In his comments, Dr. Strongwater also pointed out a number of suggestions that the state should consider to address rising health care costs and provider price variation including the following:
- Promoting the Right Site of Care – The state could measure and publish the percentage of healthcare provided in academic medical centers for procedures that could be treated in community settings and trend referral patterns of care.
- Risk adjustment methodology – We believe that a better risk adjustment methodology (e.g. inclusive of socio-economic factors) is needed and should be applied consistently across all payers to ensure that TME is truly comparable. Even when they use the same tool (e.g. DXcG), payers are applying it differently today.

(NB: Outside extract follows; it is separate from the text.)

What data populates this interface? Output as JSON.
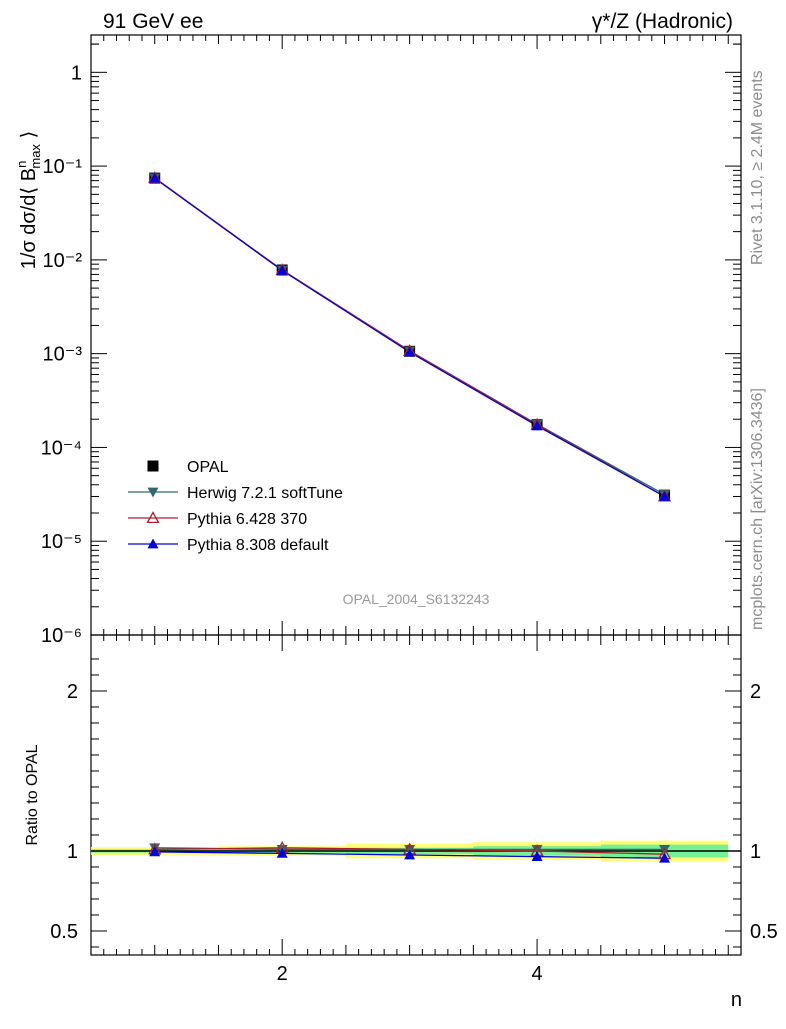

- Site-Neutral Payments – We support efforts by the state to equalize payments for the same services provided by hospital outpatient departments and physician offices.
- Preferred Provider Organization (PPO) Attribution – There is an opportunity for the state to better track TME for PPO products. A PPO attribution methodology was agreed to by many of the larger health plans and provider organizations several years ago. If the Center for Health Information Analysis (CHIA) asks the health plans to use this methodology and provide CHIA with the attributed medical group for each patient, then CHIA can compare TME for PPO products as well as HMO products.
- Reference Pricing – We suggest that the state’s Group Insurance Commission (GIC) be a leader in reference pricing for standard procedures as a way to re-align the market and address provider price variation and achieve the kinds of savings The California Public Employees Retirement System (CalPERS) has achieved.
- End of Life Care – Spending in the last six months of life is concentrated on inpatient acute-care hospitals which in most cases are nearly three times more expensive than in other settings. We believe that significant opportunity exists to reduce health care costs for patients at the end of life and that additional analysis and policy recommendations should be considered.
- Telemedicine – The administration, legislators and the Health Policy Commission (HPC) should help foster reforms on both the state and federal level that lead to reimbursement for innovative technologies, such as telemedicine, that can drive down TME.
- Hospital rates should not just be applied across a system, but should be priced according to services they provide and adjusted as appropriate for teaching, acuity levels of patients, and geography.
Dr. Strongwater concluded his remarks by thanking Chairmen Welch and Sanchez on the Commission’s work and offered to serve as a resource.